Search through text of a webarchive impossible in DTTG?

Solar-Glare · November 8, 2022, 11:50am

I might look over a feature somewhere, but how does one search through the text of a webarchive after it’s opened?

Specifically large extensive webpages like national laws. Here’s an example of the German Civil Code:

Following the update to iPadOS 16.1, Safari is very - and I mean very - slow with finding words in the text of large webpages and PDFs.

I thought I could work around that by creating a webarchive and importing it into DTTG, only to find out it appears to be impossible to search through the webarchive in DTTG. When convert the webarchive to PDF, I can find words immediately however.

chrillek · November 8, 2022, 12:42pm

Why do you save law texts as web archive? Wouldn’t a pdf be the more natural choice?

Solar-Glare · November 8, 2022, 10:36pm

Because such files can contain more information than the PDF and have a better lay out.

But the main question is: why isn’t it possible to search through a webarchive?

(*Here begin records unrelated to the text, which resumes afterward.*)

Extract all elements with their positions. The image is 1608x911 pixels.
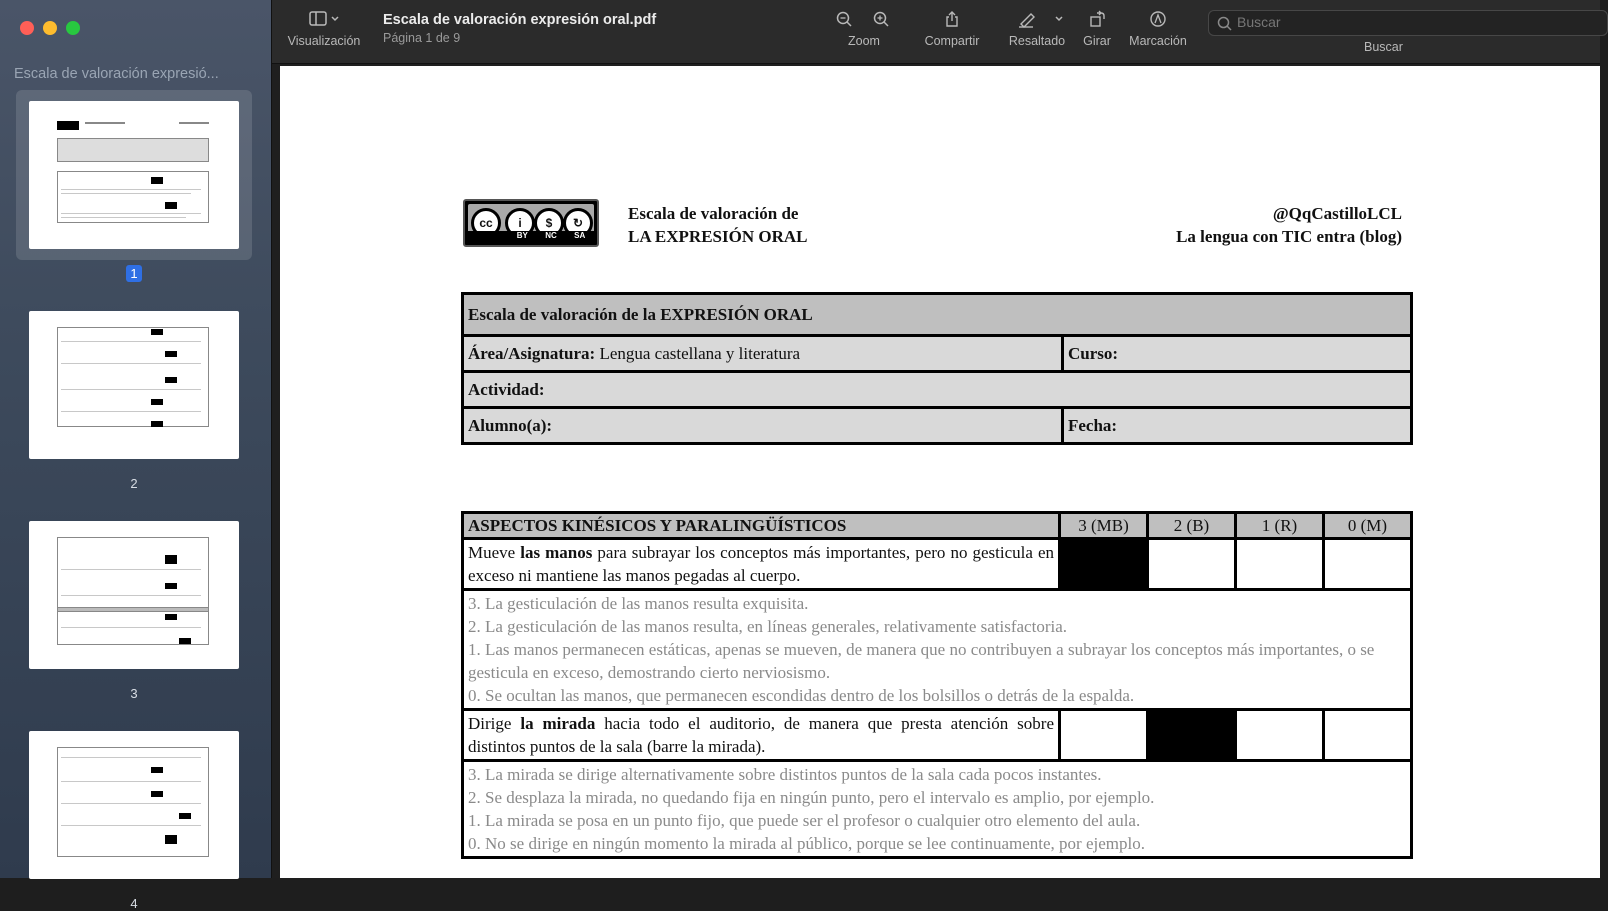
search-label: Buscar	[1364, 40, 1403, 54]
page-thumbnail-3[interactable]	[16, 510, 252, 701]
share-button[interactable]	[914, 10, 990, 48]
thumbnail-image	[29, 101, 239, 249]
cc-sa-icon: ↻	[563, 208, 593, 238]
page-thumbnail-2[interactable]	[16, 300, 252, 491]
view-button[interactable]	[284, 10, 364, 48]
header-title: Escala de valoración de LA EXPRESIÓN ORAL	[628, 204, 808, 246]
score-cell-selected[interactable]	[1148, 710, 1236, 761]
sidebar-document-title: Escala de valoración expresió...	[14, 66, 219, 82]
search-icon	[1217, 16, 1233, 32]
rotate-icon	[1088, 10, 1106, 28]
highlighter-icon	[1007, 10, 1067, 28]
cc-nc-icon: $	[534, 208, 564, 238]
view-label: Visualización	[287, 34, 361, 48]
header-author: @QqCastilloLCL La lengua con TIC entra (blog)	[1176, 204, 1402, 246]
criterion-gaze: Dirige la mirada hacia todo el auditorio, de manera que presta atención sobre distintos puntos de la sala (barre la mirada).	[463, 710, 1060, 761]
rotate-button[interactable]	[1076, 10, 1118, 48]
share-label: Compartir	[924, 34, 980, 48]
fecha-field: Fecha:	[1063, 408, 1412, 444]
zoom-control	[820, 10, 908, 48]
page-number-label: 4	[130, 896, 138, 911]
page-number-label: 2	[130, 476, 138, 491]
thumbnail-image	[29, 521, 239, 669]
score-cell[interactable]	[1324, 539, 1412, 590]
alumno-field: Alumno(a):	[463, 408, 1063, 444]
zoom-window-button[interactable]	[66, 21, 80, 35]
level-descriptors: 3. La mirada se dirige alternativamente sobre distintos puntos de la sala cada pocos instantes. 2. Se desplaza la mirada, no quedando fija en ningún punto, pero el intervalo es amplio, por ejemplo. 1. La mirada se posa en un punto fijo, que puede ser el profesor o cualquier otro elemento del aula. 0. No se dirige en ningún momento la mirada al público, porque se lee continuamente, por ejemplo.	[463, 761, 1412, 858]
window-controls	[20, 21, 80, 35]
score-cell[interactable]	[1324, 710, 1412, 761]
section-header: ASPECTOS KINÉSICOS Y PARALINGÜÍSTICOS	[463, 513, 1060, 539]
close-window-button[interactable]	[20, 21, 34, 35]
document-viewport[interactable]	[272, 64, 1600, 878]
score-cell-selected[interactable]	[1060, 539, 1148, 590]
page-number-label: 3	[130, 686, 138, 701]
thumbnail-image	[29, 311, 239, 459]
criterion-hands: Mueve las manos para subrayar los conceptos más importantes, pero no gesticula en exceso ni mantiene las manos pegadas al cuerpo.	[463, 539, 1060, 590]
minimize-window-button[interactable]	[43, 21, 57, 35]
share-icon	[943, 10, 961, 28]
rotate-label: Girar	[1083, 34, 1111, 48]
score-cell[interactable]	[1148, 539, 1236, 590]
sidebar-toggle-icon	[307, 10, 341, 28]
column-header: 1 (R)	[1236, 513, 1324, 539]
assessment-table	[461, 511, 1413, 859]
search-field[interactable]	[1208, 10, 1608, 36]
markup-label: Marcación	[1129, 34, 1187, 48]
page-indicator: Página 1 de 9	[383, 31, 461, 45]
column-header: 0 (M)	[1324, 513, 1412, 539]
area-field: Área/Asignatura: Lengua castellana y literatura	[463, 336, 1063, 372]
zoom-icons	[829, 10, 899, 28]
zoom-in-icon[interactable]	[875, 13, 889, 27]
column-header: 3 (MB)	[1060, 513, 1148, 539]
page-thumbnail-4[interactable]	[16, 720, 252, 911]
form-title: Escala de valoración de la EXPRESIÓN ORAL	[463, 294, 1412, 336]
highlight-label: Resaltado	[1008, 34, 1066, 48]
zoom-label: Zoom	[848, 34, 880, 48]
cc-icon: cc	[471, 208, 501, 238]
actividad-field: Actividad:	[463, 372, 1412, 408]
page-thumbnail-1[interactable]	[16, 90, 252, 281]
zoom-out-icon[interactable]	[838, 13, 852, 27]
score-cell[interactable]	[1060, 710, 1148, 761]
page-number-badge: 1	[126, 265, 141, 282]
markup-button[interactable]	[1124, 10, 1192, 48]
pdf-page	[280, 66, 1600, 878]
score-cell[interactable]	[1236, 539, 1324, 590]
document-title: Escala de valoración expresión oral.pdf	[383, 12, 657, 28]
search-input[interactable]	[1237, 14, 1597, 30]
score-cell[interactable]	[1236, 710, 1324, 761]
creative-commons-logo: cc i $ ↻ BY NC SA	[463, 199, 599, 247]
sidebar	[0, 0, 272, 911]
curso-field: Curso:	[1063, 336, 1412, 372]
highlight-button[interactable]	[1000, 10, 1074, 48]
student-info-table	[461, 292, 1413, 445]
markup-icon	[1149, 10, 1167, 28]
column-header: 2 (B)	[1148, 513, 1236, 539]
level-descriptors: 3. La gesticulación de las manos resulta exquisita. 2. La gesticulación de las manos resulta, en líneas generales, relativamente satisfactoria. 1. Las manos permanecen estáticas, apenas se mueven, de manera que no contribuyen a subrayar los conceptos más importantes, o se gesticula en exceso, demostrando cierto nerviosismo. 0. Se ocultan las manos, que permanecen escondidas dentro de los bolsillos o detrás de la espalda.	[463, 590, 1412, 710]
thumbnail-image	[29, 731, 239, 879]
toolbar	[272, 0, 1600, 64]
cc-by-icon: i	[505, 208, 535, 238]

It sounds terribly easy to me.

chrillek · November 9, 2022, 7:22am

Web archives are essentially HTML. So, for a sensible search, one has to filter out all HTML elements. Not something I’d consider „terribly easy“, but feasible.
You’re aware that web archives are an Apple-only thing and that Apple announced there depreciation? Though they’re apparently still there…

cgrunenberg · November 9, 2022, 7:49am

And Apple even added new APIs to generate web archives to macOS 11.0 and therefore after the deprecation

chrillek · November 9, 2022, 8:50am

I like how consistent they are.

Camfella · January 30, 2023, 8:11pm

Hi I have the same problem, I’ve been saving all my Safari webpages as webarchive in DTTG, I’ve been doing it for years and I’m positive I used to be able to search them in DTTG, but now not only can I not see how to search but I don’t think they’re even being indexed and included in a global search anymore, did something change? Did you ever find out anything? I don’t want to have to convert every single file

eboehnisch · January 31, 2023, 4:24pm

Version 3.6.3 has a bug that might keep you from searching the content of documents. Please try to search for content: and see if it produces a result. If it does, version 3.6.4 fixes it.

Camfella · January 31, 2023, 8:10pm

Yeah using the prefix works, without it I’m only getting results from file names no matter what format, thanks for the help

eboehnisch · January 31, 2023, 9:23pm

Thanks for confirming. Expect an update in due course.